Seperti biasanya, setelah kuliah Subuh di Masjid kampung, Kliwon tidak segera pulang. Ia duduk-duduk sejenak meluruskan kaki, meluruskan tulang belakangnya dan kadang tertidur sejenak. Pagi itu, Kliwon tak bisa tidur, sebab Kiai yang mengaji kebetulan teman kecilnya ketika di Pesantren, usianya sebaya tentu saja.

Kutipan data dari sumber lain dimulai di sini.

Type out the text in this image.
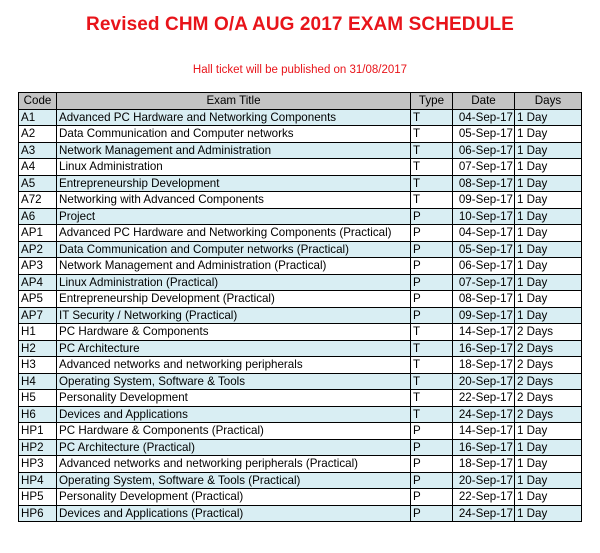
Revised CHM O/A AUG 2017 EXAM SCHEDULE
Hall ticket will be published on 31/08/2017
Code	Exam Title	Type	Date	Days
A1	Advanced PC Hardware and Networking Components	T	04-Sep-17	1 Day
A2	Data Communication and Computer networks	T	05-Sep-17	1 Day
A3	Network Management and Administration	T	06-Sep-17	1 Day
A4	Linux Administration	T	07-Sep-17	1 Day
A5	Entrepreneurship Development	T	08-Sep-17	1 Day
A72	Networking with Advanced Components	T	09-Sep-17	1 Day
A6	Project	P	10-Sep-17	1 Day
AP1	Advanced PC Hardware and Networking Components (Practical)	P	04-Sep-17	1 Day
AP2	Data Communication and Computer networks (Practical)	P	05-Sep-17	1 Day
AP3	Network Management and Administration (Practical)	P	06-Sep-17	1 Day
AP4	Linux Administration (Practical)	P	07-Sep-17	1 Day
AP5	Entrepreneurship Development (Practical)	P	08-Sep-17	1 Day
AP7	IT Security / Networking (Practical)	P	09-Sep-17	1 Day
H1	PC Hardware & Components	T	14-Sep-17	2 Days
H2	PC Architecture	T	16-Sep-17	2 Days
H3	Advanced networks and networking peripherals	T	18-Sep-17	2 Days
H4	Operating System, Software & Tools	T	20-Sep-17	2 Days
H5	Personality Development	T	22-Sep-17	2 Days
H6	Devices and Applications	T	24-Sep-17	2 Days
HP1	PC Hardware & Components (Practical)	P	14-Sep-17	1 Day
HP2	PC Architecture (Practical)	P	16-Sep-17	1 Day
HP3	Advanced networks and networking peripherals (Practical)	P	18-Sep-17	1 Day
HP4	Operating System, Software & Tools (Practical)	P	20-Sep-17	1 Day
HP5	Personality Development (Practical)	P	22-Sep-17	1 Day
HP6	Devices and Applications (Practical)	P	24-Sep-17	1 Day
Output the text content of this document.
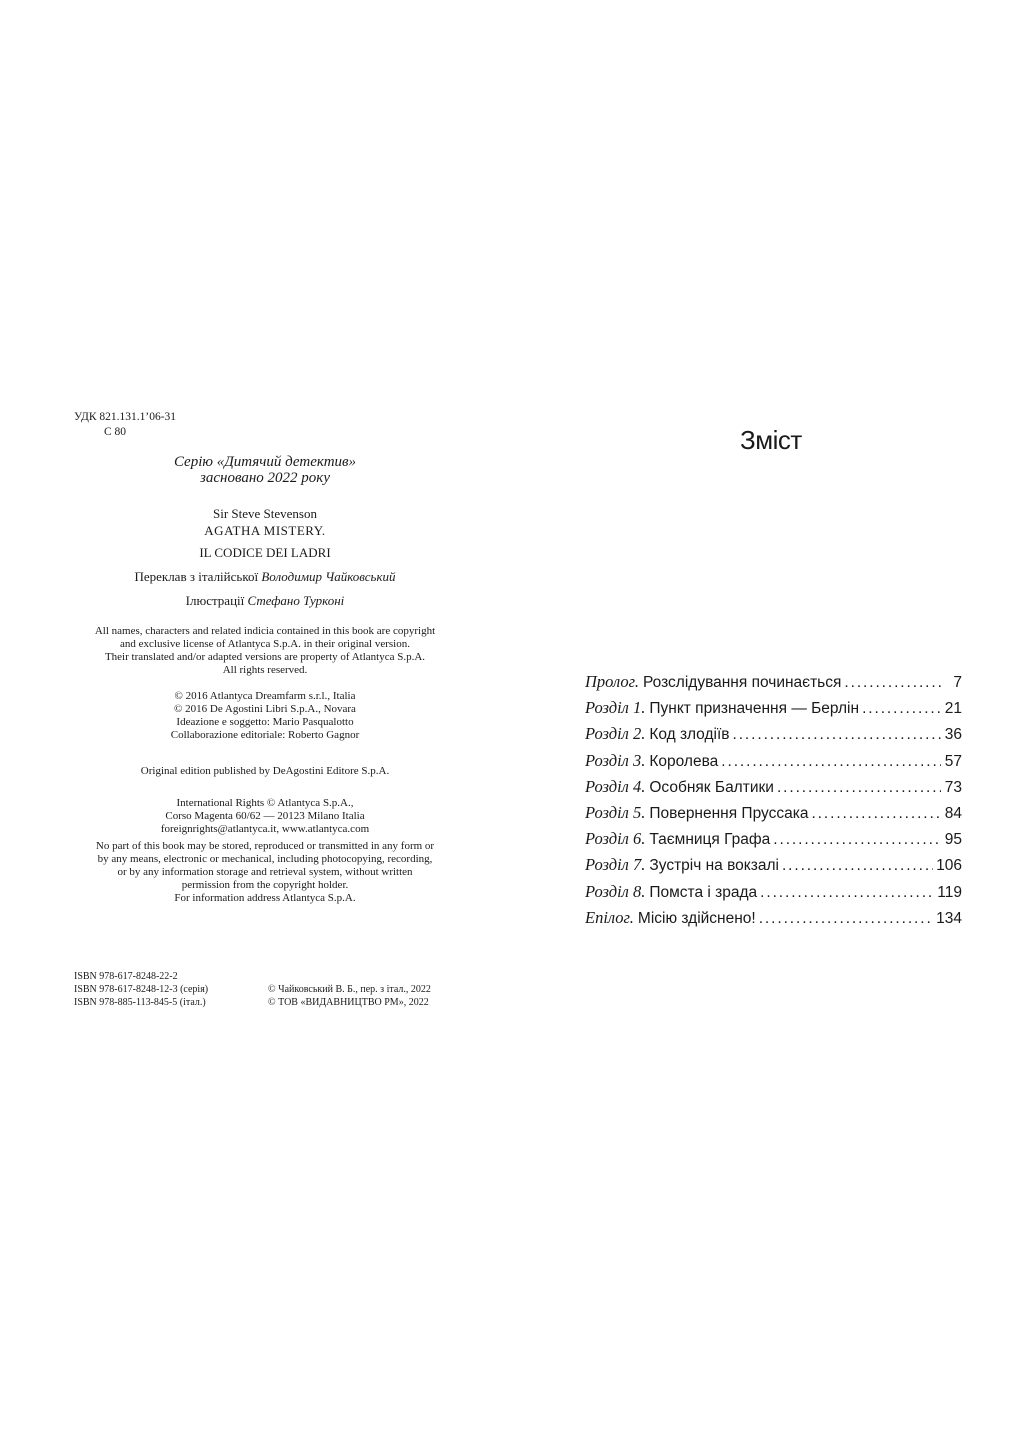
УДК 821.131.1’06-31
С 80
Серію «Дитячий детектив»
засновано 2022 року
Sir Steve Stevenson
AGATHA MISTERY.
IL CODICE DEI LADRI
Переклав з італійської Володимир Чайковський
Ілюстрації Стефано Турконі
All names, characters and related indicia contained in this book are copyright
and exclusive license of Atlantyca S.p.A. in their original version.
Their translated and/or adapted versions are property of Atlantyca S.p.A.
All rights reserved.
© 2016 Atlantyca Dreamfarm s.r.l., Italia
© 2016 De Agostini Libri S.p.A., Novara
Ideazione e soggetto: Mario Pasqualotto
Collaborazione editoriale: Roberto Gagnor
Original edition published by DeAgostini Editore S.p.A.
International Rights © Atlantyca S.p.A.,
Corso Magenta 60/62 — 20123 Milano Italia
foreignrights@atlantyca.it, www.atlantyca.com
No part of this book may be stored, reproduced or transmitted in any form or
by any means, electronic or mechanical, including photocopying, recording,
or by any information storage and retrieval system, without written
permission from the copyright holder.
For information address Atlantyca S.p.A.
ISBN 978-617-8248-22-2
ISBN 978-617-8248-12-3 (серія)
ISBN 978-885-113-845-5 (італ.)
© Чайковський В. Б., пер. з італ., 2022
© ТОВ «ВИДАВНИЦТВО РМ», 2022
Зміст
Пролог. Розслідування починається . . .	7
Розділ 1. Пункт призначення — Берлін . . .	21
Розділ 2. Код злодіїв . . .	36
Розділ 3. Королева . . .	57
Розділ 4. Особняк Балтики . . .	73
Розділ 5. Повернення Пруссака . . .	84
Розділ 6. Таємниця Графа . . .	95
Розділ 7. Зустріч на вокзалі . . .	106
Розділ 8. Помста і зрада . . .	119
Епілог. Місію здійснено! . . .	134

Abdurrahman, begitu nama teman Kliwon yang sekarang menjadi Kiai kondang di Kota Provinsi. Kegiatan hampir selalu dakwah dari satu kecamatan ke kecamatan lain, dari satu kabupaten ke kabupaten yang lain. Pesantren yang didirikan dikelola adiknya, yang katanya lulusan Al-Azhar, Kairo.
"Selesai puasanya, Won," kata Abdurrahman sambil duduk di samping Kliwon, setelah mempersilakan ta'mir masjid meninggalkannya karena ia akan ngobrol dengan teman masa kecilnya.
"Ya, belum to, man," ucap Kliwon.
"Lho, bagaimana sih?"
"Kan ini baru hari ke 28."
Mereka terbaha-bahak, bergembira setelah beberapa tahun terakhir ini mereka tak sempat bertemu. Biasanya, setiap tahun, Abdurrahman yang bersilaturrahmi ke rumah Kliwon. Merasa sedikit lebih muda saja, begitu ia selalu bilang kalau ditanya kenapa kiai yang datang, bukan Kliwon yang ke Pesantren.
"Puasa sudah hampir selesai," kata Abdurrahman.
"Ya, dan kita merasa belum mendapatkan apa-apa," kata Kliwon.
"Apa ada yang kamu cari, Won? Pahala yang berlipat ganda, bahkan seperti ibadah seribu bulan."
"Tidak. Sama sekali tidak,. Saya tidak merindukan janji seribu bulan. Itu hanya akan melencengkan kegaulan kita dengan Gusti, Man."